Veronica Zaragovia/KUT
Scientists at the Texas A&M Health Science Center College of Medicine have pinpointed a population of neurons that influence drinking too much alcohol.

People struggling with alcoholism can trace their addiction to a population of neurons in the brain that, when stimulated, influence whether one drink leads to two.

A new study from scientists at the Texas A&M Health Science Center College of Medicine and the University of California San Francisco suggests suppressing these neurons could lead to a treatment for alcohol addiction.

When you drink a lot of alcohol, you’re changing the structure of those neurons. Texas A&M Professor Jun Wang, the lead author of this research, says you can think of the cell like a tree.

"We found that alcohol drinking causes more branches and more leaves," Dr. Wang says.

Longer branches, too. All these changes in the structure of these particular spiny neurons means they’re more excitable.

"We can prove, yes, those increased structure changes actually contribute or drive humans to drink more," Wang says. "If we prevent or inhibit this change, alcohol consumption is actually decreased."

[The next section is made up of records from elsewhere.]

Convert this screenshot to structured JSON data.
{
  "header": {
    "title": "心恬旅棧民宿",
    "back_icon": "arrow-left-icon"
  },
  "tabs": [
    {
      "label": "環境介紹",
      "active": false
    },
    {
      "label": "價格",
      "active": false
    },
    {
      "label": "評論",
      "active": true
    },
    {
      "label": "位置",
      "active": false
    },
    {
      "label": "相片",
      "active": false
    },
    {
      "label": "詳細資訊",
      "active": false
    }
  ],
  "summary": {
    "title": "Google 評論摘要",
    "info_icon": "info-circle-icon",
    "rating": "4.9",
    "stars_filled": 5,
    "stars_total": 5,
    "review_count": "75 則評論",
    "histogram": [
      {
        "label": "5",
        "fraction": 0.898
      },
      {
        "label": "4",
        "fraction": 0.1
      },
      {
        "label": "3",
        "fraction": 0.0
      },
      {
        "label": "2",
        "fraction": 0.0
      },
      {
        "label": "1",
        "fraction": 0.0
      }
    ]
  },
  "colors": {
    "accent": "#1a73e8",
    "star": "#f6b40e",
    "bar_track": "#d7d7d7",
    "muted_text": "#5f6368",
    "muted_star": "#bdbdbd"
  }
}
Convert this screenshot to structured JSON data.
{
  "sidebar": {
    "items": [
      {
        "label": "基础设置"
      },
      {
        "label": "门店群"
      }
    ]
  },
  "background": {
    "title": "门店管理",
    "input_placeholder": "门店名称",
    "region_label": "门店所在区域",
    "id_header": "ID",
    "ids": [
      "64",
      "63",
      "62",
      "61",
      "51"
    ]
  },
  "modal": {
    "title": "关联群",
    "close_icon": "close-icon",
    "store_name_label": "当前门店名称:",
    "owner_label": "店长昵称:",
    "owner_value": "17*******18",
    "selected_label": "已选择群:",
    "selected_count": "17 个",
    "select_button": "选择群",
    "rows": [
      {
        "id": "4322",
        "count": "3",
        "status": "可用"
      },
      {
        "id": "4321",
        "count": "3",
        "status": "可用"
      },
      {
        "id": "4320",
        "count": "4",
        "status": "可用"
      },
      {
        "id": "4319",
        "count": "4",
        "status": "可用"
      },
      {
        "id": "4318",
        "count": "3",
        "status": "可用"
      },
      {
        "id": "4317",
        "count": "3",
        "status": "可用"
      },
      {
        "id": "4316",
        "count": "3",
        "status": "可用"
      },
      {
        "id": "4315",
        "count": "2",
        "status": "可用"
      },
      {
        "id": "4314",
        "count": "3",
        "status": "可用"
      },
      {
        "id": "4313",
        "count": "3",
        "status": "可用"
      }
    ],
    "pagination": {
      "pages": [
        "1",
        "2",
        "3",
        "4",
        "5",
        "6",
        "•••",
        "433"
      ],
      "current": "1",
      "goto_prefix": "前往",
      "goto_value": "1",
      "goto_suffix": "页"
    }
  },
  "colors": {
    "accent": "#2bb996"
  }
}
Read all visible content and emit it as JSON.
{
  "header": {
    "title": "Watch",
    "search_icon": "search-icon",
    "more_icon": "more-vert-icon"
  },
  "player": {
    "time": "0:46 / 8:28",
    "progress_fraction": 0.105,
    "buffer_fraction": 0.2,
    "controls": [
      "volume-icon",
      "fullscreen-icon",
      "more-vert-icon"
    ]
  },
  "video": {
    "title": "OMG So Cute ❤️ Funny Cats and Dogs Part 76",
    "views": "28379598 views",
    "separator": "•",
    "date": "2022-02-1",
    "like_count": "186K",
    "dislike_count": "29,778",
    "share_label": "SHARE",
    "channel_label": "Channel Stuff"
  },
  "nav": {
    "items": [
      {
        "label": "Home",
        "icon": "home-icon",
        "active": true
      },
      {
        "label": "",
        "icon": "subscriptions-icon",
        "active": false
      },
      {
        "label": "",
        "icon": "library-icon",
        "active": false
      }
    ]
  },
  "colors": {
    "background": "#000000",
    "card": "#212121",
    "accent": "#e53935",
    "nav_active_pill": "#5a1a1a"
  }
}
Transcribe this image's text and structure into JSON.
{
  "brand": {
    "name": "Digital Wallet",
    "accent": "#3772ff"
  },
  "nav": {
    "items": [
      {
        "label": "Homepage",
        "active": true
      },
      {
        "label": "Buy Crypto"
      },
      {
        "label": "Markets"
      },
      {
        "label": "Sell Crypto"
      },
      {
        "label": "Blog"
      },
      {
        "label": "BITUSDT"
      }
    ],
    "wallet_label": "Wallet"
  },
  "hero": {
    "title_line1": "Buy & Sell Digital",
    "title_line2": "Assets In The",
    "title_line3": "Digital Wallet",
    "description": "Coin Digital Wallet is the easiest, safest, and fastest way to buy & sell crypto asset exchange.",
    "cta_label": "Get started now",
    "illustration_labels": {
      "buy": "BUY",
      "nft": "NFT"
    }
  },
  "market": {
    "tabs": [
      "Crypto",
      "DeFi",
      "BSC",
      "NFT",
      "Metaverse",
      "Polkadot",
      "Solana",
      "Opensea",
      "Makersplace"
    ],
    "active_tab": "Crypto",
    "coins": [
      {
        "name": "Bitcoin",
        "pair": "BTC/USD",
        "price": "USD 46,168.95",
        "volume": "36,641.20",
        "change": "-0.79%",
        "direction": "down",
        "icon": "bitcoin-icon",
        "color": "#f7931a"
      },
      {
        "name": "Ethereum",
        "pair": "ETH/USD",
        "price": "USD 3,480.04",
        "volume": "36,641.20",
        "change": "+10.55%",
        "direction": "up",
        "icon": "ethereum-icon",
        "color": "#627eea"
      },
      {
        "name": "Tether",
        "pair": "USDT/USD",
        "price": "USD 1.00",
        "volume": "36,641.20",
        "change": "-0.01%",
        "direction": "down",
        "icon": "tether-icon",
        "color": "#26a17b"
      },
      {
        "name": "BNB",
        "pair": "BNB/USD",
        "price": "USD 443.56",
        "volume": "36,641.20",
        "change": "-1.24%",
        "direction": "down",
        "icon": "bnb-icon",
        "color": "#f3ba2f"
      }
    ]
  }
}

In other words, when these neurons are activated, they compel you to take an action that leads to rewarding behavior. In the case of an alcoholic, that means drinking more. These are neurons with D1 dopamine receptors, which encourage action.

Wang says in the future, treatment could inhibit these neurons so that cravings for alcohol are reduced. The research was recently published in the Journal of Neuroscience.